Matplotlib Core Skills

ID: VISPY-003
Type: Lesson
Audience: Public
Theme: Control the figure, then the story

In the previous lesson, we focused on the question first.

Now we focus on control.

Matplotlib is not just a plotting tool.
It is a figure construction system.

If you control the figure, you control:

clarity
emphasis
readability
export quality

Initialize plotting standard

import pandas as pd
import matplotlib.pyplot as plt
from cdi_viz.theme import cdi_notebook_init, show_and_save_mpl

# Chapter init: resets the shared figure counter and ensures figures/ exists
cdi_notebook_init(chapter="03")

df = pd.read_csv("data/cdi-student-outcomes.csv")

Figure vs Axes

Every Matplotlib plot has:

A Figure (the container)
One or more Axes (the plotting area)

Explicit control improves reproducibility.

from plotnine import (
    ggplot, aes, geom_point, geom_smooth,
    labs, theme_light, theme, element_text
)

p = (
    ggplot(df, aes(x="study_hours", y="math_score", color="test_prep"))
    + geom_point(alpha=0.55)
    + geom_smooth(method="lm", se=False)
    + labs(
        title="Study Hours vs Math Score",
        subtitle="Trend shown separately by test preparation",
        x="Study hours per week",
        y="Math score",
        color="Test prep"
    )
    + theme_light(base_size=14)
    + theme(
        plot_title_position="plot",
        plot_title=element_text(
            ha="center",
            weight="bold",
            margin={"b": 6}
        ),
        plot_subtitle=element_text(
            ha="center",
            margin={"b": 10}
        ),
        legend_position="top"
    )
)

p

Using fig, ax is more explicit and scalable than relying on global state.

Controlling limits

Axis limits influence perception.

fig, ax = plt.subplots()

ax.scatter(df["study_hours"], df["math_score"], alpha=0.6)

ax.set_xlim(0, 16)
ax.set_ylim(0, 100)

ax.set_xlabel("Study hours per week")
ax.set_ylabel("Math score")

show_and_save_mpl(fig)  # figures/03_001.png

Saved PNG → figures/03_001.png

Control prevents misleading compression or exaggeration.

Adding grid discipline

Grid lines should support interpretation, not dominate it.

fig, ax = plt.subplots()

ax.scatter(df["study_hours"], df["math_score"], alpha=0.6)
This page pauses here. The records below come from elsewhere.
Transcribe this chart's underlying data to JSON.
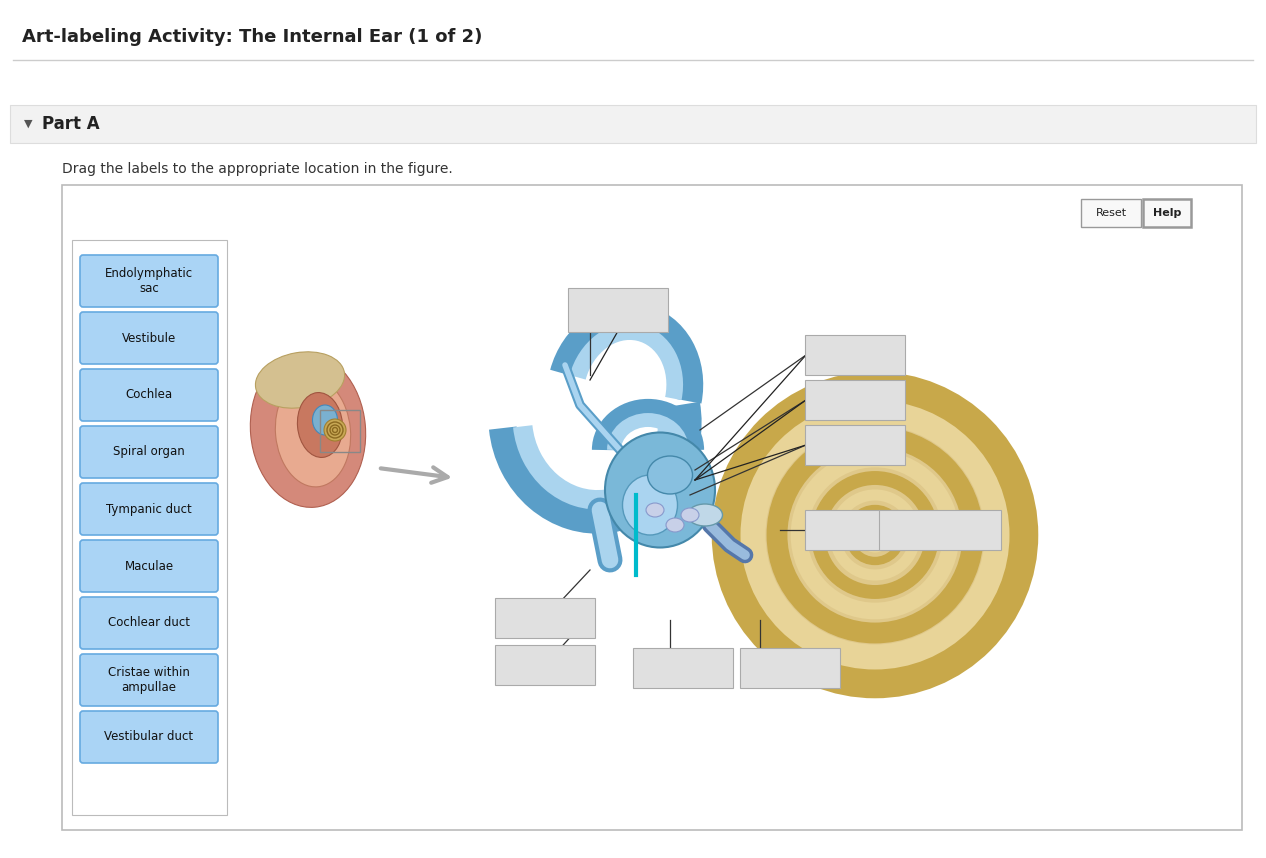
{
  "title": "Art-labeling Activity: The Internal Ear (1 of 2)",
  "part_label": "Part A",
  "instruction": "Drag the labels to the appropriate location in the figure.",
  "bg_color": "#ffffff",
  "label_buttons": [
    "Endolymphatic\nsac",
    "Vestibule",
    "Cochlea",
    "Spiral organ",
    "Tympanic duct",
    "Maculae",
    "Cochlear duct",
    "Cristae within\nampullae",
    "Vestibular duct"
  ],
  "button_color": "#aad4f5",
  "button_edge_color": "#66aae0",
  "title_fontsize": 13,
  "part_fontsize": 12,
  "instr_fontsize": 10,
  "btn_fontsize": 8.5
}
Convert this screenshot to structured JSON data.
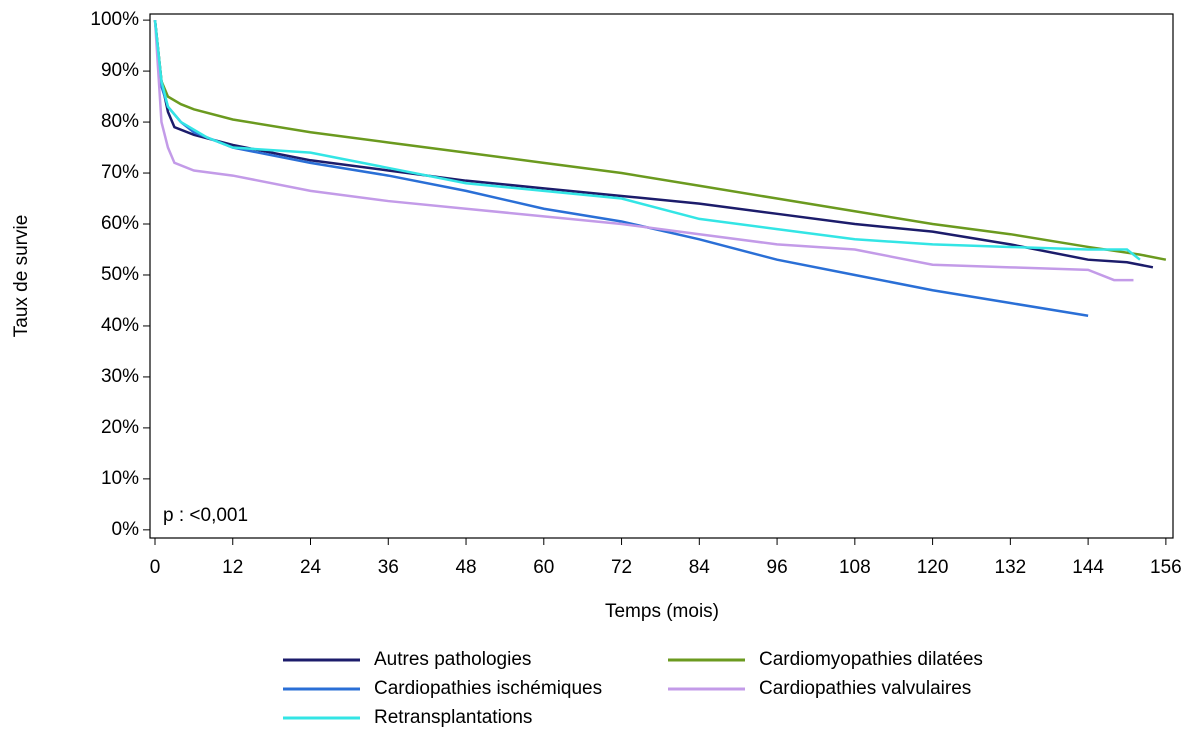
{
  "chart_data": {
    "type": "line",
    "x_label": "Temps (mois)",
    "y_label": "Taux de survie",
    "annotation": "p : <0,001",
    "xlim": [
      -0.77,
      157.1
    ],
    "ylim": [
      -1.6,
      101.2
    ],
    "xticks": [
      0,
      12,
      24,
      36,
      48,
      60,
      72,
      84,
      96,
      108,
      120,
      132,
      144,
      156
    ],
    "yticks": [
      {
        "value": 0,
        "label": "0%"
      },
      {
        "value": 10,
        "label": "10%"
      },
      {
        "value": 20,
        "label": "20%"
      },
      {
        "value": 30,
        "label": "30%"
      },
      {
        "value": 40,
        "label": "40%"
      },
      {
        "value": 50,
        "label": "50%"
      },
      {
        "value": 60,
        "label": "60%"
      },
      {
        "value": 70,
        "label": "70%"
      },
      {
        "value": 80,
        "label": "80%"
      },
      {
        "value": 90,
        "label": "90%"
      },
      {
        "value": 100,
        "label": "100%"
      }
    ],
    "series": [
      {
        "name": "Autres pathologies",
        "color": "#1c1c6b",
        "x": [
          0,
          1,
          2,
          3,
          6,
          12,
          24,
          36,
          48,
          60,
          72,
          84,
          96,
          108,
          120,
          132,
          144,
          150,
          154
        ],
        "values": [
          100,
          88,
          82,
          79,
          77.5,
          75.5,
          72.5,
          70.5,
          68.5,
          67,
          65.5,
          64,
          62,
          60,
          58.5,
          56,
          53,
          52.5,
          51.5
        ]
      },
      {
        "name": "Cardiomyopathies dilatées",
        "color": "#6b9a1f",
        "x": [
          0,
          1,
          2,
          4,
          6,
          12,
          24,
          36,
          48,
          60,
          72,
          84,
          96,
          108,
          120,
          132,
          144,
          152,
          156
        ],
        "values": [
          100,
          88,
          85,
          83.5,
          82.5,
          80.5,
          78,
          76,
          74,
          72,
          70,
          67.5,
          65,
          62.5,
          60,
          58,
          55.5,
          54,
          53
        ]
      },
      {
        "name": "Cardiopathies ischémiques",
        "color": "#2a6fd6",
        "x": [
          0,
          1,
          2,
          4,
          6,
          12,
          24,
          36,
          48,
          60,
          72,
          84,
          96,
          108,
          120,
          132,
          144
        ],
        "values": [
          100,
          87,
          83,
          80,
          78,
          75,
          72,
          69.5,
          66.5,
          63,
          60.5,
          57,
          53,
          50,
          47,
          44.5,
          42
        ]
      },
      {
        "name": "Cardiopathies valvulaires",
        "color": "#c39be8",
        "x": [
          0,
          1,
          2,
          3,
          6,
          12,
          24,
          36,
          48,
          60,
          72,
          84,
          96,
          108,
          120,
          132,
          144,
          148,
          151
        ],
        "values": [
          100,
          80,
          75,
          72,
          70.5,
          69.5,
          66.5,
          64.5,
          63,
          61.5,
          60,
          58,
          56,
          55,
          52,
          51.5,
          51,
          49,
          49
        ]
      },
      {
        "name": "Retransplantations",
        "color": "#33e5e5",
        "x": [
          0,
          1,
          2,
          4,
          8,
          12,
          24,
          36,
          48,
          60,
          72,
          84,
          96,
          108,
          120,
          132,
          144,
          150,
          152
        ],
        "values": [
          100,
          88,
          83,
          80,
          77,
          75,
          74,
          71,
          68,
          66.5,
          65,
          61,
          59,
          57,
          56,
          55.5,
          55,
          55,
          53
        ]
      }
    ]
  }
}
ax.set_xlabel("Study hours per week")
ax.set_ylabel("Math score")

show_and_save_mpl(fig)

Saved PNG → figures/03_002.png

Subtle grids improve readability in analytical contexts.

Legends with intention

Only include a legend when grouping adds meaning.

fig, ax = plt.subplots()

for grp, sub in df.groupby("test_prep"):
    ax.scatter(sub["study_hours"], sub["math_score"], alpha=0.6, label=grp)

ax.set_xlabel("Study hours per week")
ax.set_ylabel("Math score")

ax.legend(title="Test prep")

show_and_save_mpl(fig)

Saved PNG → figures/03_003.png

Legends clarify structure when comparisons are present.

Exporting figures consistently

Reproducibility includes export discipline.

fig, ax = plt.subplots()

ax.scatter(df["study_hours"], df["math_score"], alpha=0.6)

ax.set_xlabel("Study hours per week")
ax.set_ylabel("Math score")

show_and_save_mpl(fig)

Saved PNG → figures/03_004.png

Figures are saved automatically in:

figures/03_001.png
figures/03_002.png
etc.

Consistent naming prevents chaos in real projects.

Key Takeaways

Use fig, ax for explicit control.
Set labels and limits deliberately.
Add legends only when comparisons require them.
Export figures systematically.
Clean structure beats decorative complexity.